Patrice Wilson of Ark Music: 'Friday' is on his mind [Updated]
Patrice Wilson of Ark Music just wanted to write a ‘kind of sweet' song for Rebecca Black.
Last summer, Rebecca Black's mother paid L.A.-based production company Ark Music Factory a reported $2,000 to write and produce a song, and shoot a music video, for her 13-year-old daughter to sing and star in. The result, “Friday,” a track about having friends and being young and how rad it is that it's the end of the school week, was posted on YouTube about a month ago.
The song has logged more than 64 million views, peaked at No. 19 on the iTunes charts, spawned much disdainful online commentary (such as, “I have a replacement for the death penalty — this song”) and inspired countless mockeries. Black has appeared on “Good Morning America” and “The Tonight Show With Jay Leno,” been the subject of a parody music video from Conan O'Brien and been declared by Lady Gaga to be “a genius.”
The man responsible for all this hoopla, for “Friday's” unapologetically inane lyrics and infectious beat and the high-gloss gleam of Black's video, is Patrice Wilson, a hitherto unknown musician and producer who arrived in Los Angeles in 2007 from Spokane, Wash., to build a company that he says “was based on the idea of Noah's ark. In other words, a place to gather people together, where they could be safe.”

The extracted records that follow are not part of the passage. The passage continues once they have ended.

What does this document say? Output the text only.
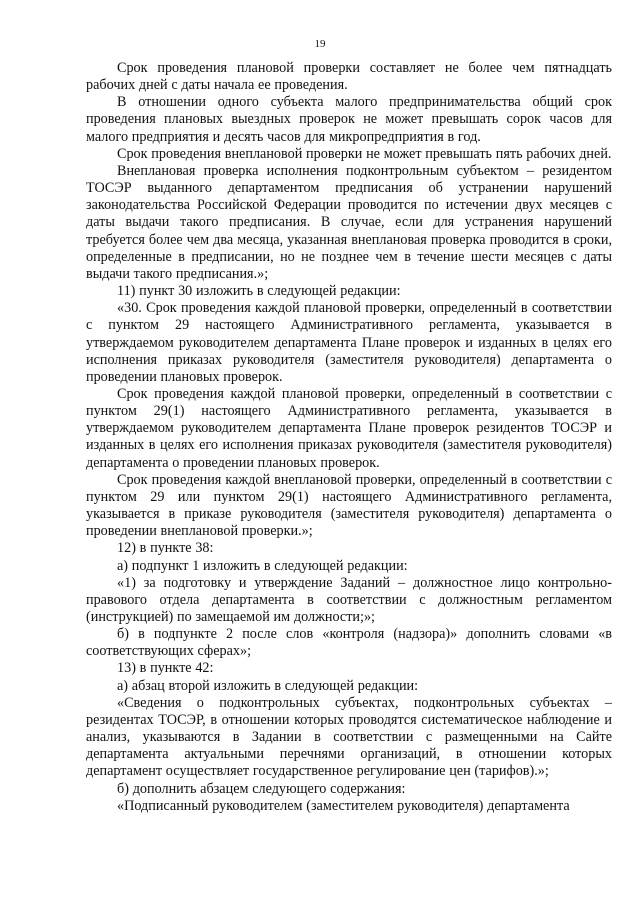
19

Срок проведения плановой проверки составляет не более чем пятнадцать рабочих дней с даты начала ее проведения.

В отношении одного субъекта малого предпринимательства общий срок проведения плановых выездных проверок не может превышать сорок часов для малого предприятия и десять часов для микропредприятия в год.

Срок проведения внеплановой проверки не может превышать пять рабочих дней.

Внеплановая проверка исполнения подконтрольным субъектом – резидентом ТОСЭР выданного департаментом предписания об устранении нарушений законодательства Российской Федерации проводится по истечении двух месяцев с даты выдачи такого предписания. В случае, если для устранения нарушений требуется более чем два месяца, указанная внеплановая проверка проводится в сроки, определенные в предписании, но не позднее чем в течение шести месяцев с даты выдачи такого предписания.»;

11) пункт 30 изложить в следующей редакции:

«30. Срок проведения каждой плановой проверки, определенный в соответствии с пунктом 29 настоящего Административного регламента, указывается в утверждаемом руководителем департамента Плане проверок и изданных в целях его исполнения приказах руководителя (заместителя руководителя) департамента о проведении плановых проверок.

Срок проведения каждой плановой проверки, определенный в соответствии с пунктом 29(1) настоящего Административного регламента, указывается в утверждаемом руководителем департамента Плане проверок резидентов ТОСЭР и изданных в целях его исполнения приказах руководителя (заместителя руководителя) департамента о проведении плановых проверок.

Срок проведения каждой внеплановой проверки, определенный в соответствии с пунктом 29 или пунктом 29(1) настоящего Административного регламента, указывается в приказе руководителя (заместителя руководителя) департамента о проведении внеплановой проверки.»;

12) в пункте 38:

а) подпункт 1 изложить в следующей редакции:

«1) за подготовку и утверждение Заданий – должностное лицо контрольно-правового отдела департамента в соответствии с должностным регламентом (инструкцией) по замещаемой им должности;»;

б) в подпункте 2 после слов «контроля (надзора)» дополнить словами «в соответствующих сферах»;

13) в пункте 42:

а) абзац второй изложить в следующей редакции:

«Сведения о подконтрольных субъектах, подконтрольных субъектах – резидентах ТОСЭР, в отношении которых проводятся систематическое наблюдение и анализ, указываются в Задании в соответствии с размещенными на Сайте департамента актуальными перечнями организаций, в отношении которых департамент осуществляет государственное регулирование цен (тарифов).»;

б) дополнить абзацем следующего содержания:

«Подписанный руководителем (заместителем руководителя) департамента
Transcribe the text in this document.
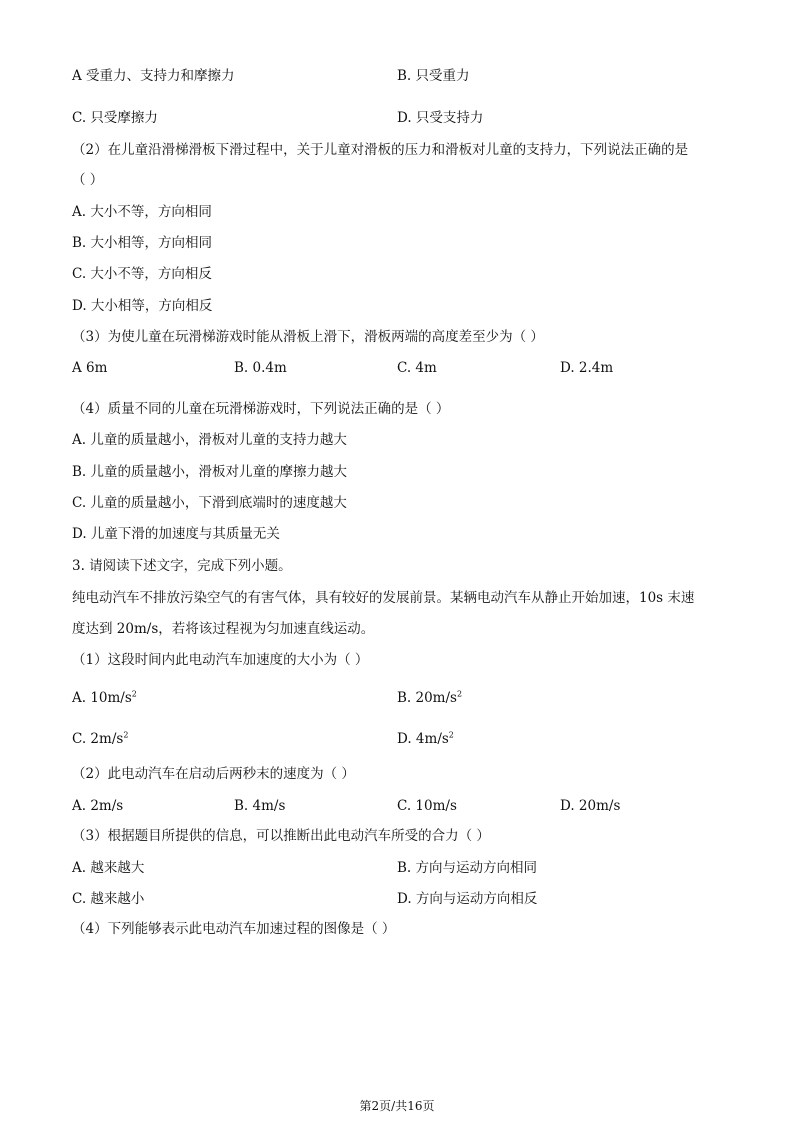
A 受重力、支持力和摩擦力	B. 只受重力
C. 只受摩擦力	D. 只受支持力
（2）在儿童沿滑梯滑板下滑过程中，关于儿童对滑板的压力和滑板对儿童的支持力，下列说法正确的是
（ ）
A. 大小不等，方向相同
B. 大小相等，方向相同
C. 大小不等，方向相反
D. 大小相等，方向相反
（3）为使儿童在玩滑梯游戏时能从滑板上滑下，滑板两端的高度差至少为（ ）
A 6m	B. 0.4m	C. 4m	D. 2.4m
（4）质量不同的儿童在玩滑梯游戏时，下列说法正确的是（ ）
A. 儿童的质量越小，滑板对儿童的支持力越大
B. 儿童的质量越小，滑板对儿童的摩擦力越大
C. 儿童的质量越小，下滑到底端时的速度越大
D. 儿童下滑的加速度与其质量无关
3. 请阅读下述文字，完成下列小题。
纯电动汽车不排放污染空气的有害气体，具有较好的发展前景。某辆电动汽车从静止开始加速，10s 末速
度达到 20m/s，若将该过程视为匀加速直线运动。
（1）这段时间内此电动汽车加速度的大小为（ ）
A. $10m/s^2$	B. $20m/s^2$
C. $2m/s^2$	D. $4m/s^2$
（2）此电动汽车在启动后两秒末的速度为（ ）
A. 2m/s	B. 4m/s	C. 10m/s	D. 20m/s
（3）根据题目所提供的信息，可以推断出此电动汽车所受的合力（ ）
A. 越来越大	B. 方向与运动方向相同
C. 越来越小	D. 方向与运动方向相反
（4）下列能够表示此电动汽车加速过程的图像是（ ）
第2页/共16页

Wilson, who has a rapping cameo in “Friday,” has remained a mysterious “man behind the curtain” throughout much of the Black brouhaha. Until Friday, that is, when he released an Ark Music Factory-produced “press conference” which consisted of a wide-eyed young woman asking him questions such as “Who are you?”
In the video Wilson comes off as slick, stiff and perhaps a little defensive, a stance that has reinforced a notion that he is a kind of Suge Knight of the preteen schoolyard, harnessing young girls' dreams to his own financial advantage.